Transcrição revista por F.V.F.
O ano do documento oferece dúvidas de transcrição. Sendo claramente 1475 (qualquer incerteza se desfaz lendo a primeira sílaba (ssa) ainda na primeira linha), a grafia de setenta não é de todo óbvia por a segunda sílaba se sobrepor ao E capitular no início do documento, podendo ser teen, tan, tem.
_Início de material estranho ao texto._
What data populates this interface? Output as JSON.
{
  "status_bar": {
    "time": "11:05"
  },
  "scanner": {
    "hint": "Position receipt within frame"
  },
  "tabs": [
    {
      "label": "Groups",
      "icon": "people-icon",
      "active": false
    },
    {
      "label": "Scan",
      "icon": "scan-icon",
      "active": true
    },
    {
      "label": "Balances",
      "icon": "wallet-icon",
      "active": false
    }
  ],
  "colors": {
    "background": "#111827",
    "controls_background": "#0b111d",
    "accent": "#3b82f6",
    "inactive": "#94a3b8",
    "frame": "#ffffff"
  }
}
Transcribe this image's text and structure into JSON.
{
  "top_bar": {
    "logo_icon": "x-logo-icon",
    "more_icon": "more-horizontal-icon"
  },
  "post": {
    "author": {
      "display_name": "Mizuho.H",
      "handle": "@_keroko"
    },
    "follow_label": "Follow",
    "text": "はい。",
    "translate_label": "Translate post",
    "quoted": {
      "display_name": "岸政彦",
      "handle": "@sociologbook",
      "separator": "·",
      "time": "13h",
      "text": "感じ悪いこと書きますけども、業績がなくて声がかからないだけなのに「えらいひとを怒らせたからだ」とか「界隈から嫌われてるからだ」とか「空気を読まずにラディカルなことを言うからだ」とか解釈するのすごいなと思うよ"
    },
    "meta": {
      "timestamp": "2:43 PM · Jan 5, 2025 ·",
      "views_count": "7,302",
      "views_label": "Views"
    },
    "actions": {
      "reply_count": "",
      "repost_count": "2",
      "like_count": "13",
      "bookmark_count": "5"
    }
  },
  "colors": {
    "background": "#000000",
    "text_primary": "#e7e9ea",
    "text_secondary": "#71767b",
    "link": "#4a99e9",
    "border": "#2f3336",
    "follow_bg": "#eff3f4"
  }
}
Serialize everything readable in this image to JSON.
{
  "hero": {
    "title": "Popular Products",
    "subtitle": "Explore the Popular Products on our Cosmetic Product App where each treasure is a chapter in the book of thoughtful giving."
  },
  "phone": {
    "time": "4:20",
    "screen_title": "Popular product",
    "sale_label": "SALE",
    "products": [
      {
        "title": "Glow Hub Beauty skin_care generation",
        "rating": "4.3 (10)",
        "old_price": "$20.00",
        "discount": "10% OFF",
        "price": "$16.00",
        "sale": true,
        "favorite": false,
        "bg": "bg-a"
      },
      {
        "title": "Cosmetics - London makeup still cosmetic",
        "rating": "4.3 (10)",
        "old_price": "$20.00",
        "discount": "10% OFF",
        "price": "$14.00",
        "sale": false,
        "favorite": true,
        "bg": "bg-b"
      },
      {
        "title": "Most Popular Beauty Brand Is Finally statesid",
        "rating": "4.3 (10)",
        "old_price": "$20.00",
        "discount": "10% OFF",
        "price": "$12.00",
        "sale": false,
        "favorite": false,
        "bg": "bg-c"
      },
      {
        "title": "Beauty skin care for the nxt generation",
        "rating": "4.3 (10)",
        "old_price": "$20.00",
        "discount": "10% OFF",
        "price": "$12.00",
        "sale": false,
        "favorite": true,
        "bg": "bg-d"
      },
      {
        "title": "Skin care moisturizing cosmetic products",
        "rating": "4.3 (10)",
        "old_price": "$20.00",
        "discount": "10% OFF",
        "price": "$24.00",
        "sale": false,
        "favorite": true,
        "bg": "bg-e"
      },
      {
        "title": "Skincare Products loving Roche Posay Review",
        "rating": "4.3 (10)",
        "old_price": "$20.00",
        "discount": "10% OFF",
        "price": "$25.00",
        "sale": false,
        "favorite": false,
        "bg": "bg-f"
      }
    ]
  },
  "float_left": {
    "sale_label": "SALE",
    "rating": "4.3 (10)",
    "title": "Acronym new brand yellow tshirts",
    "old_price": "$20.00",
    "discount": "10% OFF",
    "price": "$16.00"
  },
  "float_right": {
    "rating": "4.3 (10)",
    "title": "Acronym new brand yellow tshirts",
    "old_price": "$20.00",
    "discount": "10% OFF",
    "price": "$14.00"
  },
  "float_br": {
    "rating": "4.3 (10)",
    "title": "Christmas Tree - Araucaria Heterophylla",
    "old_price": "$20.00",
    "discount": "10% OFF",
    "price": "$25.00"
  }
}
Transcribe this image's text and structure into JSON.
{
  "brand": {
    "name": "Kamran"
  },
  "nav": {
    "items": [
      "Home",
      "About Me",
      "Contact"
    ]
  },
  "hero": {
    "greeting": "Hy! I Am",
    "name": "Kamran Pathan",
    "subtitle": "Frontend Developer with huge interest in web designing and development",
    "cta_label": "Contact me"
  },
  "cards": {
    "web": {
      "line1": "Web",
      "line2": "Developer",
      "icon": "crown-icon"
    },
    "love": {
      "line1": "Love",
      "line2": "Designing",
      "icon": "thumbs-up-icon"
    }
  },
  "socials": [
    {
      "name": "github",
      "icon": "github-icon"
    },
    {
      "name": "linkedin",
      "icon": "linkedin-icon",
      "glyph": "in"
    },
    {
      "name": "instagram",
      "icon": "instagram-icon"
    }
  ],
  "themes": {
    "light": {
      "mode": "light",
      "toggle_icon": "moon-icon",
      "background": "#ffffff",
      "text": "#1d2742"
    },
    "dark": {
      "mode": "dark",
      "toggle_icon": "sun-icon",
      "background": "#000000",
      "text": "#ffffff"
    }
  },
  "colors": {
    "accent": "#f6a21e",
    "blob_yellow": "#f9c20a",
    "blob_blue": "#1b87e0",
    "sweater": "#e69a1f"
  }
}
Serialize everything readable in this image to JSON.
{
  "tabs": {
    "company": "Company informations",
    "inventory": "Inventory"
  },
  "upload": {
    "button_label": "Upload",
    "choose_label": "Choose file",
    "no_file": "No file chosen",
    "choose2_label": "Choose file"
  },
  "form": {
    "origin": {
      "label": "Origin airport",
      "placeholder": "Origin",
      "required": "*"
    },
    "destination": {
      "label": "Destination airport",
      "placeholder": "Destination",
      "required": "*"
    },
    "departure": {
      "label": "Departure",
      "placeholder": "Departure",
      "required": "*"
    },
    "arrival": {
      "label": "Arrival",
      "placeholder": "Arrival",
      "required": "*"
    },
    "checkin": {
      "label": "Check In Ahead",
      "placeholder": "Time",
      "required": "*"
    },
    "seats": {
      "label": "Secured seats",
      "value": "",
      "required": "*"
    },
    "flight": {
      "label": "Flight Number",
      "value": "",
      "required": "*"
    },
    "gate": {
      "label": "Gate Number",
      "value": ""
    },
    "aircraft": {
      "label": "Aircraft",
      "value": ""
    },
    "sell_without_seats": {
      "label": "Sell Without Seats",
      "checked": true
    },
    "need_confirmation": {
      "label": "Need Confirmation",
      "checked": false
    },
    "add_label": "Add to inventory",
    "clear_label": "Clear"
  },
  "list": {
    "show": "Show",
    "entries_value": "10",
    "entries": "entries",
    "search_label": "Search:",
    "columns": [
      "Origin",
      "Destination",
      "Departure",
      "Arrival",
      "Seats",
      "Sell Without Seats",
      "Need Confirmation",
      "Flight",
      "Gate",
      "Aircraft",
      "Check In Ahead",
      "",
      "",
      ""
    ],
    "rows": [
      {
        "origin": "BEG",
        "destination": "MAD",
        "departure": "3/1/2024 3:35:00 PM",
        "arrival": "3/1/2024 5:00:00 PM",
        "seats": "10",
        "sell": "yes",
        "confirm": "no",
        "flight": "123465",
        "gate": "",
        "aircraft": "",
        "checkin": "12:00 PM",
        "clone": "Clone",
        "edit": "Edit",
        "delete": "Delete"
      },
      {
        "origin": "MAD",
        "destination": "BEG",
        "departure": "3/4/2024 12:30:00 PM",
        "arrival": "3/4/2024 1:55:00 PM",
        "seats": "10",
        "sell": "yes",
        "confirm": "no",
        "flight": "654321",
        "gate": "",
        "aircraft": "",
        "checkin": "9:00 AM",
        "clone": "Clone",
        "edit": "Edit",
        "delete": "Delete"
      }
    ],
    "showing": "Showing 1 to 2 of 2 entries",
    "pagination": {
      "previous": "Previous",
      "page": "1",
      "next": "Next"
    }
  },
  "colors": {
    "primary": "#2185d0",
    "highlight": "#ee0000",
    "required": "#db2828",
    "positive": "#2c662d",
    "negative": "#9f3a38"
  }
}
A última sílaba não permite qualquer hesitação.
«Muito honrrada», a palavra muito, estando abreviada e com o texto ligeiramente manchado, não permitindo contudo qualquer incerteza quanto ao significado, deixa ligeira dúvida quanto à transcrição a adoptar: muyto ou muito.
A transcrição do nome Beatriz, que ocorre duas vezes, é a que deixa mais dúvidas: Para além da forma adoptada com boas razões, também pode ser Bratriz, Byatriz ou Breatriz.
«Rossa», acaba por não oferecer dúvidas quando se compara com o rr da abreviatura de Rodrigues.
«Catarina», nome grafado duas vezes, aparece sempre sob a forma abreviada, pelo que se optou por desenvolver pela grafia mais simples.


Donas:
Beatriz de Meneses (religiosa, senhora, comendadeira)
Leonor de Meneses

Não-donas:
Grácia Esteves
Leonor Correia
Catarina Rodrigues
Susana Pereira
Catarina de Valadares
Filipa Moniz
Joana da Silva
Joana de Lordelo
Beatriz de Góis
Catarina Rosa.


Só D. Beatriz de Meneses é referida como religiosa, termo que aparece no singular e só aplicado a ela. Do mesmo modo, também só esta é referida como comendadeira e senhora.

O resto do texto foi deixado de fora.